My mother has since reclaimed her faith so my family is now divided down the middle; my mother and I are Christians, my father and brother are not. Becoming a Christian didn't solve my problems, but it helped me to understand them and it opened the way for God to start healing me from my past. After a few years I started going to Bible College at nights to learn more about God. I did that for two years, but then the pressures of trying to hold down a full time and demanding job, go to Bible College at night, and help out in the Church and its youth group got too much. I dropped out of Church for a couple of months and failed my subjects at Bible College. I wanted to do something with my life for God, but I didn't know what. After a long struggle and a fair bit of soul-searching I quit my job and applied for the Youth Intern position at my local Church. One year of that convinced me that I did not want to be a full-time church youth worker, but I continued helping out as a volunteer for another two years.

At the end of that time I was nearing burn out, and getting very cynical about the whole "church thing". After not attending any church for a while I ended up at a group called "Deep Stuff". This was a group for people hurt by churches but still wanting to meet and discuss their spiritual journey.

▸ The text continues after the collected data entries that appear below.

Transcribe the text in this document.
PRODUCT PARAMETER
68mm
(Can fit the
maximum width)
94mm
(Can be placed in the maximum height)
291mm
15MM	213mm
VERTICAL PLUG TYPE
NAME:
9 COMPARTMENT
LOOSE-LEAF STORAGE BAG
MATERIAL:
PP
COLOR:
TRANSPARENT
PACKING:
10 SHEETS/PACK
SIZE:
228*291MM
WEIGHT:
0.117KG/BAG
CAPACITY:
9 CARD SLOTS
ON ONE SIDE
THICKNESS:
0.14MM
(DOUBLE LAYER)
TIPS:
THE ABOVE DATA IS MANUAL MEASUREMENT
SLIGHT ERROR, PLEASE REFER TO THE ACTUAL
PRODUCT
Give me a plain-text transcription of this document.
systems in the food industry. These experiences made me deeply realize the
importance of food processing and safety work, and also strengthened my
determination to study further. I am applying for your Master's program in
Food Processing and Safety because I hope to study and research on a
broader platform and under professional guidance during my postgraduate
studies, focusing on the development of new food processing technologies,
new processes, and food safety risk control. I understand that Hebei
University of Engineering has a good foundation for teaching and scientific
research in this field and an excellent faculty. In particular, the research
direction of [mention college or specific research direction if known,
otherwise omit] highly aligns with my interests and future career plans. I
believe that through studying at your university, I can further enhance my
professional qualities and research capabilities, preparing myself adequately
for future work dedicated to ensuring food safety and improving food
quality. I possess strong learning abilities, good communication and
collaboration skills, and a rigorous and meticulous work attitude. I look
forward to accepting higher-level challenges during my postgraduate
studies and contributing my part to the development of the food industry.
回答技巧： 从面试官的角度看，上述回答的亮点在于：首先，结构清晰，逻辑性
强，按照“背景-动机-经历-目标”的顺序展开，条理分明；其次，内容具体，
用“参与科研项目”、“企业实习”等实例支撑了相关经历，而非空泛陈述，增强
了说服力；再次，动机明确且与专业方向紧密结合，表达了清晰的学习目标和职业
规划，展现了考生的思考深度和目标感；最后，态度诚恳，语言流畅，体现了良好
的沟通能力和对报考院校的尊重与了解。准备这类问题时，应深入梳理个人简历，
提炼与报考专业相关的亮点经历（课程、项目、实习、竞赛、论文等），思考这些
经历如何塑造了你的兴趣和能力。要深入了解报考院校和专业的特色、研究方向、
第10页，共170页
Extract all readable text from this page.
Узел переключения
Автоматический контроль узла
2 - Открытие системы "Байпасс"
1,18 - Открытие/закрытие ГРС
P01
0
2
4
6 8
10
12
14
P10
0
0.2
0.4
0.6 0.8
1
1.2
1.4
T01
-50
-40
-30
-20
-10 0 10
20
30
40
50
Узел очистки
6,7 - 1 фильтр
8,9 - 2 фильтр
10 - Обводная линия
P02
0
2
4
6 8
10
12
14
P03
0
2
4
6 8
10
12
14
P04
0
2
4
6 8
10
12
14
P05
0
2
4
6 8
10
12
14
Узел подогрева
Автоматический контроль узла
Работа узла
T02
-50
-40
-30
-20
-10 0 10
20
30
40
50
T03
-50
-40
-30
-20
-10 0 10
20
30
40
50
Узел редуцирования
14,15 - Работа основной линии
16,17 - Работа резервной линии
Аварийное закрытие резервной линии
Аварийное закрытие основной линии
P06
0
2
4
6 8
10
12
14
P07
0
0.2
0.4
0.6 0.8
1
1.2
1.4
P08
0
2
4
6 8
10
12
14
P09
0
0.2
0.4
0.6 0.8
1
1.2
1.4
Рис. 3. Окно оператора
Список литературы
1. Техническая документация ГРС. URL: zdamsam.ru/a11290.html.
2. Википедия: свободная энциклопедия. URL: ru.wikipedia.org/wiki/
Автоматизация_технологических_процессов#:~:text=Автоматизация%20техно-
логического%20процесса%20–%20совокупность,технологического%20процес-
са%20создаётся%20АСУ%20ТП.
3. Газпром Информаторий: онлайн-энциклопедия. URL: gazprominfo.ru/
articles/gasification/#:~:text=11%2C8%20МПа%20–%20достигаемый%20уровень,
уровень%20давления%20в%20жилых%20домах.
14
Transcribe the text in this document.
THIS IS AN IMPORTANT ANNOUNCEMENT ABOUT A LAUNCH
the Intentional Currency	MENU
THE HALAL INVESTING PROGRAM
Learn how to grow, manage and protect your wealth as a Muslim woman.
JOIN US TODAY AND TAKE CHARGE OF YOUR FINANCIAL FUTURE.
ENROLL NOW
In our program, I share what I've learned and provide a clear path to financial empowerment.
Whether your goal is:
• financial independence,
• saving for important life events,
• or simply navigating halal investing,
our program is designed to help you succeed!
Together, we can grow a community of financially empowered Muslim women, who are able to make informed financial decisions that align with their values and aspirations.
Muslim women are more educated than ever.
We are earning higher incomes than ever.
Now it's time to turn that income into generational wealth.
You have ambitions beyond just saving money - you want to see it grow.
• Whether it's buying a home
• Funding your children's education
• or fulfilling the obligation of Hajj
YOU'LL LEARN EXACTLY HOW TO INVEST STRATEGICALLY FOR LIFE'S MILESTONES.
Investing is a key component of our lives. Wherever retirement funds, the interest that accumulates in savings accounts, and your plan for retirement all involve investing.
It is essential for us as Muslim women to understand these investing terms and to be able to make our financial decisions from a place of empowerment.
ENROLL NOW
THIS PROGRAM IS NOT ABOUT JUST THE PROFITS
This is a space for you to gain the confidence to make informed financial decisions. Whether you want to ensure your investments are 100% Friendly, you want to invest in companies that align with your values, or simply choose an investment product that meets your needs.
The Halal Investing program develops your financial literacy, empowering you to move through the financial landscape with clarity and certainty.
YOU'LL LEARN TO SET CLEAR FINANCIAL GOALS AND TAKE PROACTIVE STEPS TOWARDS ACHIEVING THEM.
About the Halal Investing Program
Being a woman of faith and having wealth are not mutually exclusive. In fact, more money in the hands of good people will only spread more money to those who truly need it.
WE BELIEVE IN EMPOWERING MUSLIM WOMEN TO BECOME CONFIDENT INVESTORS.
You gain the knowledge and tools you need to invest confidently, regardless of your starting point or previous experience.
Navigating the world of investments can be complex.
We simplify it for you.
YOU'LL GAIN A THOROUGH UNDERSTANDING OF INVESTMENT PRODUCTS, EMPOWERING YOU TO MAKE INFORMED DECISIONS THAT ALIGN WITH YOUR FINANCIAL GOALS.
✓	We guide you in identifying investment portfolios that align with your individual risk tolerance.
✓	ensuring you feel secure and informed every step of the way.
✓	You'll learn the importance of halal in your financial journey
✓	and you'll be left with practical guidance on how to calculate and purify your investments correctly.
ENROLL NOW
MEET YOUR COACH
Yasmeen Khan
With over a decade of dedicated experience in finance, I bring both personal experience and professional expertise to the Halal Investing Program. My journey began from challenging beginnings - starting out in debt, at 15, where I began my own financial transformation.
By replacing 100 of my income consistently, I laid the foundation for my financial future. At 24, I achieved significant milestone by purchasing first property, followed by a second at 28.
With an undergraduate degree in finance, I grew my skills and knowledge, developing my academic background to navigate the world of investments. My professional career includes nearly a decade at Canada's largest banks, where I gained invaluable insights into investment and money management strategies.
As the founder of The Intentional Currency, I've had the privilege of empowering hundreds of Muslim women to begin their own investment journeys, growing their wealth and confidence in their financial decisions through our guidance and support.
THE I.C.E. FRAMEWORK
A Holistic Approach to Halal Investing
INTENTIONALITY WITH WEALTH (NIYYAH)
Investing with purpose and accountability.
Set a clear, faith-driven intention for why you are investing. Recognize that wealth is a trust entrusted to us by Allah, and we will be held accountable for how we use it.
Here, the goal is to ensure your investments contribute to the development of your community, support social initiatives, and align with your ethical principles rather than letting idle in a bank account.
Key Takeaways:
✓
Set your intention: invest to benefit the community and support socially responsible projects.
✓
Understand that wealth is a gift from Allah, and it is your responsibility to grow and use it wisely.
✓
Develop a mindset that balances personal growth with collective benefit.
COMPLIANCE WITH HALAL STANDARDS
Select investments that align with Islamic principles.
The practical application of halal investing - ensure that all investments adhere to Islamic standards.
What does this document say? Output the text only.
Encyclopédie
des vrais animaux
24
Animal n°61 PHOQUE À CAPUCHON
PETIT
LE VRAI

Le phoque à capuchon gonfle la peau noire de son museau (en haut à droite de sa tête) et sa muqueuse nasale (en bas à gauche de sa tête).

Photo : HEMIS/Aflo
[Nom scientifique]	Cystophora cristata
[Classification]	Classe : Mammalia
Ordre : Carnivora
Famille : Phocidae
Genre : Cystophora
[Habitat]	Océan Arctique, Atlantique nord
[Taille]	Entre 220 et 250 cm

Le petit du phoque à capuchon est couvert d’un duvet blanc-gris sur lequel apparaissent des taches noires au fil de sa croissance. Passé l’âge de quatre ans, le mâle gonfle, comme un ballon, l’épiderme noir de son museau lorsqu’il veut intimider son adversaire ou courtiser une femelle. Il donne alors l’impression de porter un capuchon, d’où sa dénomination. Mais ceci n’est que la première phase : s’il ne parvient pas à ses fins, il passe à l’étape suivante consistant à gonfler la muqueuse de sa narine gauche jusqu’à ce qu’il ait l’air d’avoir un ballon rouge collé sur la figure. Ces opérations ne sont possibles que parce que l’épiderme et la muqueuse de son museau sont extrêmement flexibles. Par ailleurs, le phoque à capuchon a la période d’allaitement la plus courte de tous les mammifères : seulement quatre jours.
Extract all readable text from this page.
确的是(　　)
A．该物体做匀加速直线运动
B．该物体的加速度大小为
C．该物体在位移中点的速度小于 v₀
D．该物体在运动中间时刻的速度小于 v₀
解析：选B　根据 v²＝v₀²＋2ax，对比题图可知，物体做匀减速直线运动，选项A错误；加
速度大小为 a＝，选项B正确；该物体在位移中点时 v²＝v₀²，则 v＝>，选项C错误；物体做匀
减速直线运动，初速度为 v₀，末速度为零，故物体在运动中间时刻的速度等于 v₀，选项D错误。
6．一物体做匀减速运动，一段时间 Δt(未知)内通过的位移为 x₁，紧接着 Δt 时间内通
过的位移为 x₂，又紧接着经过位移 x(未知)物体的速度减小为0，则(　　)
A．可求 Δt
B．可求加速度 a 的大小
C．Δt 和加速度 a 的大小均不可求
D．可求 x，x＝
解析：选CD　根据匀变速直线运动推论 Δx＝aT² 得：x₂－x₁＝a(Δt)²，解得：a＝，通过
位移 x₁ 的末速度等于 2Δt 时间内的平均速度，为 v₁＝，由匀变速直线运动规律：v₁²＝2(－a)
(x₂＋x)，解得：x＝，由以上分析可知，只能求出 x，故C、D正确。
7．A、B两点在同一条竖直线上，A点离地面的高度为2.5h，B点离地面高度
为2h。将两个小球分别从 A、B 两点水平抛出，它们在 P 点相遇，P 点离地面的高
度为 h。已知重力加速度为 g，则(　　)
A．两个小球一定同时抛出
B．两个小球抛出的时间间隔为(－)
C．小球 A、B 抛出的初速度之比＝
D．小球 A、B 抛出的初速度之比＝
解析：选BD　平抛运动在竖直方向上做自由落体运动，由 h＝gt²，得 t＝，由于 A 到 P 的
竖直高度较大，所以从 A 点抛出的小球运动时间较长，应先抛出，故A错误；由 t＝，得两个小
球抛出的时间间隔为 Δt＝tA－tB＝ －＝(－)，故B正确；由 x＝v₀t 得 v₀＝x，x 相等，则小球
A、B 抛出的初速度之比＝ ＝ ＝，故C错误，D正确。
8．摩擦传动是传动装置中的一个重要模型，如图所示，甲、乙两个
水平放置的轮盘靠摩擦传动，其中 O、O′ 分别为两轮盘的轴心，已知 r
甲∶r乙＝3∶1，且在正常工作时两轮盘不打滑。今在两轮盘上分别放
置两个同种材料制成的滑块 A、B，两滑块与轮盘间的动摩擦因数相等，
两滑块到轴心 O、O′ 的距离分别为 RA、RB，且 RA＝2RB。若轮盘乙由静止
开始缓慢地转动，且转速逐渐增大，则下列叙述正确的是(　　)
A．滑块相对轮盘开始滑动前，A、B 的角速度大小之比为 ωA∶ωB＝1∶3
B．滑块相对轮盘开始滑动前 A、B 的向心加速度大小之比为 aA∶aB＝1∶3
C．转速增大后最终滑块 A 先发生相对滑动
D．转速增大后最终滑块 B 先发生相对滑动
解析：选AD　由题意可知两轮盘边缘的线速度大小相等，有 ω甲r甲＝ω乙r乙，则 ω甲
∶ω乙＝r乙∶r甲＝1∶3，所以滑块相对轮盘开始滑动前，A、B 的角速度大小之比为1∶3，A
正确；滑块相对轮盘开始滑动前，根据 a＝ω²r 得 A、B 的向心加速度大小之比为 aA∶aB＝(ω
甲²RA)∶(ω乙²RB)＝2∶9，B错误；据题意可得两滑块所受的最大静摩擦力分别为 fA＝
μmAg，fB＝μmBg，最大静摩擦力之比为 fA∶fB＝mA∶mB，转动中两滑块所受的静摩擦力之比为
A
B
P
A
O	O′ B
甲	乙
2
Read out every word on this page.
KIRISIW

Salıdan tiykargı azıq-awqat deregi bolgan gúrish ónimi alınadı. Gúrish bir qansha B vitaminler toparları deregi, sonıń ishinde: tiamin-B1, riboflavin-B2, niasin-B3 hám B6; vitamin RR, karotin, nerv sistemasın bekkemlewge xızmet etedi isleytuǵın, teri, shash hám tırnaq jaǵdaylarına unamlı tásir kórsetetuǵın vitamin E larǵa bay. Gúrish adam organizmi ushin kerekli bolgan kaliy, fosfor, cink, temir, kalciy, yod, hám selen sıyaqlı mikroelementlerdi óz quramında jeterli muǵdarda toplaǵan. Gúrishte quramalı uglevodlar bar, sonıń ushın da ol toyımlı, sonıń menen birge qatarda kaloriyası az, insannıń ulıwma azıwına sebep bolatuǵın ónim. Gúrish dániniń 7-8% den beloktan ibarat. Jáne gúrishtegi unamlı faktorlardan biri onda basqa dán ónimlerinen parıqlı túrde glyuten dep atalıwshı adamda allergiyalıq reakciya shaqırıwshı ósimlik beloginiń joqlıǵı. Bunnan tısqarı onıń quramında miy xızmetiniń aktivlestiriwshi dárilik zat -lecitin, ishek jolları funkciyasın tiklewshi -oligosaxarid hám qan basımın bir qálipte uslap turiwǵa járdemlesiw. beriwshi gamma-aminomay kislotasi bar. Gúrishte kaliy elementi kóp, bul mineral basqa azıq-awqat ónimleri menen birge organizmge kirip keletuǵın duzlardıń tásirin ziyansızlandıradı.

It was a spin-off from a group called "Spirited Exchanges", started by Alan Jamieson who wrote the book "A churchless faith". Deep Stuff was aimed at a younger agegroup, and used some of the ideas from Mike Riddell's book of the same name, particularly the idea of discussing deep issues over a meal.

Deep Stuff enabled me to process the hurt I had felt over the way I had been treated, but I still didn't want to go to a church. After I moved to Tauranga I did a spiritual growth course called "Recovering from Spiritual Abuse" which really clarified my thinking on what being a follower of Jesus should be about, and the problems that come from trying to enshrine that in a large institution. So I'm now part of a small house church. I still love God as much as when I wrote the first edition of this page, but now I'm older, hopefully wiser, and certainly a lot more reflective about what it means to be a Christ follower.